Army vet gets 11 years for Massachusetts gun heist

James W. Morales. (Photo: Associated Press)

An Army reservist will spend 11 years in prison after admitting he stole more than a dozen guns from a military vault in Massachusetts.

James W. Morales, 37, pleaded guilty last year after cell phone records, surveillance footage and DNA connected him to the November 2015 heist at the Lincoln Stoddard U.S. Army Reserve Center in Worcester.

According to court documents, Morales broke a kitchen window and made his way into the drill room, a large hangar-like structure with a weapons vault the size of a shipping container stored inside. He cut through the roof of the vault with a power saw and a pry bar, lowered himself through the hole and stole six M-4 carbines and 10 9mm M-11 handguns. Security cameras captured images of Morales loading black duffel bags into his rented BMW X1. Investigators also discovered Morales’s blood left behind on the sharp edges of the hole cut into the vault’s roof and smeared on the walls, according to court documents.

Morales also cut off his ankle monitoring bracelet assigned to him by a Superior Court judge for charges of child rape and indecent assault on a minor younger than 14-years-old, triggering an arrest warrant. Police apprehended him in Long Island just four days after the heist using the GPS tracking device installed on his BMW. He told police he sold five handguns to a couple in Dorchester before making his way to New York City.
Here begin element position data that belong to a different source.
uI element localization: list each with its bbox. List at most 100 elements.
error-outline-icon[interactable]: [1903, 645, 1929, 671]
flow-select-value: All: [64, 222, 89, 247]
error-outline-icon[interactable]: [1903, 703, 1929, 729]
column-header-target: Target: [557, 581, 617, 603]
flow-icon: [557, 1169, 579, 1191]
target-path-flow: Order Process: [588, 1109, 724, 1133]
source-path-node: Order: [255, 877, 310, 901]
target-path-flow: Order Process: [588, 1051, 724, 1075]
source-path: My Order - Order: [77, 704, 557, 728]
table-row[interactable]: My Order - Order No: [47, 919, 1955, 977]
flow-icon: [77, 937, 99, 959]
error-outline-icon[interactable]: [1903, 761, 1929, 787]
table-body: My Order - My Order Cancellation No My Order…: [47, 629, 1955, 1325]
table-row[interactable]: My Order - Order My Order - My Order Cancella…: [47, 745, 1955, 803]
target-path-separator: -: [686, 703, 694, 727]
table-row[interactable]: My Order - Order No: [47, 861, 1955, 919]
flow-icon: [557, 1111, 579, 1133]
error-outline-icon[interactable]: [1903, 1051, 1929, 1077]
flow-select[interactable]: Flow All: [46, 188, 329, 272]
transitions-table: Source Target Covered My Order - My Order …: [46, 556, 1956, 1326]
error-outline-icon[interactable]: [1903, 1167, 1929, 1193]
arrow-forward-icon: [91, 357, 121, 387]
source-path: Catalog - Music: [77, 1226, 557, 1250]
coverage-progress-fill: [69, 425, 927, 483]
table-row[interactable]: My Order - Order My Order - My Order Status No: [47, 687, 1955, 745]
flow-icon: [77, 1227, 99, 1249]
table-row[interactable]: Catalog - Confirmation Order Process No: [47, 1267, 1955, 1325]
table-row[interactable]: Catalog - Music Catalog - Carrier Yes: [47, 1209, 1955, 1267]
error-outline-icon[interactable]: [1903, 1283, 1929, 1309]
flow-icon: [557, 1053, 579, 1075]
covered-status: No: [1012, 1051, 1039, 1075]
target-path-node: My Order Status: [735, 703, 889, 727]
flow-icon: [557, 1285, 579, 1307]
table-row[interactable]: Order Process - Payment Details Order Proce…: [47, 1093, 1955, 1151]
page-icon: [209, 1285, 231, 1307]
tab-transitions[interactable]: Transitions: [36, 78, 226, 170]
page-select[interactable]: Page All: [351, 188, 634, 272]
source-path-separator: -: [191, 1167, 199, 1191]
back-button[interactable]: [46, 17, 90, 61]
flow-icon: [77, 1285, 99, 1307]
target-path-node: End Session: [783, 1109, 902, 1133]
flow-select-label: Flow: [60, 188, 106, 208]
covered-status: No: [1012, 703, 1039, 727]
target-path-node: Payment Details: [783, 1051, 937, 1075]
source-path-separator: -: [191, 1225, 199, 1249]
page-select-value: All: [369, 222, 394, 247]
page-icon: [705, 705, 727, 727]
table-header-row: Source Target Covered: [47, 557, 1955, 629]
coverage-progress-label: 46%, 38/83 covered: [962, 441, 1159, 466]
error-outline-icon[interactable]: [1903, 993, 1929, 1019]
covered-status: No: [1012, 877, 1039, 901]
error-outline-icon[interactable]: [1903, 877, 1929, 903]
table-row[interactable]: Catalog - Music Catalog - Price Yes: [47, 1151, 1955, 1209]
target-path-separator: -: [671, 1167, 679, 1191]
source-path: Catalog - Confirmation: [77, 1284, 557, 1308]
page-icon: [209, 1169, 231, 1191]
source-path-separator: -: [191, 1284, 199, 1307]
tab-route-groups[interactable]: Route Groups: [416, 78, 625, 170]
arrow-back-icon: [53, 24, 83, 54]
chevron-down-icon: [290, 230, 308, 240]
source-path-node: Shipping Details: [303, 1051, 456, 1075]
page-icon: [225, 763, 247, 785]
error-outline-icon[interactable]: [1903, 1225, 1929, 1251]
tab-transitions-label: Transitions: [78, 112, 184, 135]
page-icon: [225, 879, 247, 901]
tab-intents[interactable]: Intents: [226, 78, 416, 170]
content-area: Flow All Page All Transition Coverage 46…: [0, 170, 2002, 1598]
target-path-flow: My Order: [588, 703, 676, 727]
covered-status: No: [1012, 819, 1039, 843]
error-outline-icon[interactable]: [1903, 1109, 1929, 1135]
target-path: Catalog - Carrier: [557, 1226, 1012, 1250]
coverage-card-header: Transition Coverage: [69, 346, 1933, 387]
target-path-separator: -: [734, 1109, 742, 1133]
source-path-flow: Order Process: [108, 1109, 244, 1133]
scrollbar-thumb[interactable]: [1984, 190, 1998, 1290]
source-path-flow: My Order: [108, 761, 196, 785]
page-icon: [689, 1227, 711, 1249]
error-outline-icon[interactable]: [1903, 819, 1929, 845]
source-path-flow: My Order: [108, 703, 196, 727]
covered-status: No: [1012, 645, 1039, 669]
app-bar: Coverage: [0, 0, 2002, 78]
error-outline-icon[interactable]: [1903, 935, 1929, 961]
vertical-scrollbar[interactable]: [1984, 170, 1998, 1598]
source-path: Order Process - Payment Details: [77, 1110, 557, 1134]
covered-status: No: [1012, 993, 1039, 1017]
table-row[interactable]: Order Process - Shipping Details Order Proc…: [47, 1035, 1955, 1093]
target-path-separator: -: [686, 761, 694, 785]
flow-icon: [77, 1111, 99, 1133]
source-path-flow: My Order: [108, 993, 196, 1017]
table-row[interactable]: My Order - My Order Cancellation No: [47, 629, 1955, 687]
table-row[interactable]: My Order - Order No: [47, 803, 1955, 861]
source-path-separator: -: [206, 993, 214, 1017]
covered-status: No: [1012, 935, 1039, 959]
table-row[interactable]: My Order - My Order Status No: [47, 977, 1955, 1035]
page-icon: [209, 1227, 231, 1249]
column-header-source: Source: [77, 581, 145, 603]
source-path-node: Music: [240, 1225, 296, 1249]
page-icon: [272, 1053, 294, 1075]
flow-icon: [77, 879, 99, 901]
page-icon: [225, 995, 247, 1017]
Some 13 months after his November 2015 arrest, however, Morales escaped a Rhode Island detention center by climbing a basketball hoop onto a roof and scaling a barbed wire fence. He evaded capture for six days, during which time he attempted to rob two banks — in Cambridge and Somerville — though tellers in each incident refused to comply.

Prosecutors argued for a 15-year sentence, noting Morales’s crimes endangered the lives of himself and others. Assistant U.S. Attorney Mark Grady told a federal court judge Monday some of the stolen guns resembled those used in mass shootings and could have fallen into the wrong hands, easily.

Defense attorneys preferred a sentence of just over seven years, citing Morales’s model behavior while kept in solitary confinement. Described as a crime of opportunity — Morales once worked at the reserve center before his honorable discharge in 2013 — his legal team said he proved capable of rehabilitation and wished to help raise his three young children in their formative teen years.

“Other than his escape from custody, Mr. Morales has not been an institutional problem,” said Edward Ryan, Morales’s defense attorney, in court documents filed this month. “He has no institutional history of violence or disciplinary incidents. This is all to say that the past two years of his confinement have been under extraordinary difficult circumstances. The detrimental effects of solitary confinement are considerable and well known.”

District Judge Timothy S. Hillman settled on 11.5 years imprisonment with three years supervised release. Morales’s co-defendants in the case, Tyrone James and Ashley Bigsbee, received sentences of 57 months and 21 months, respectively.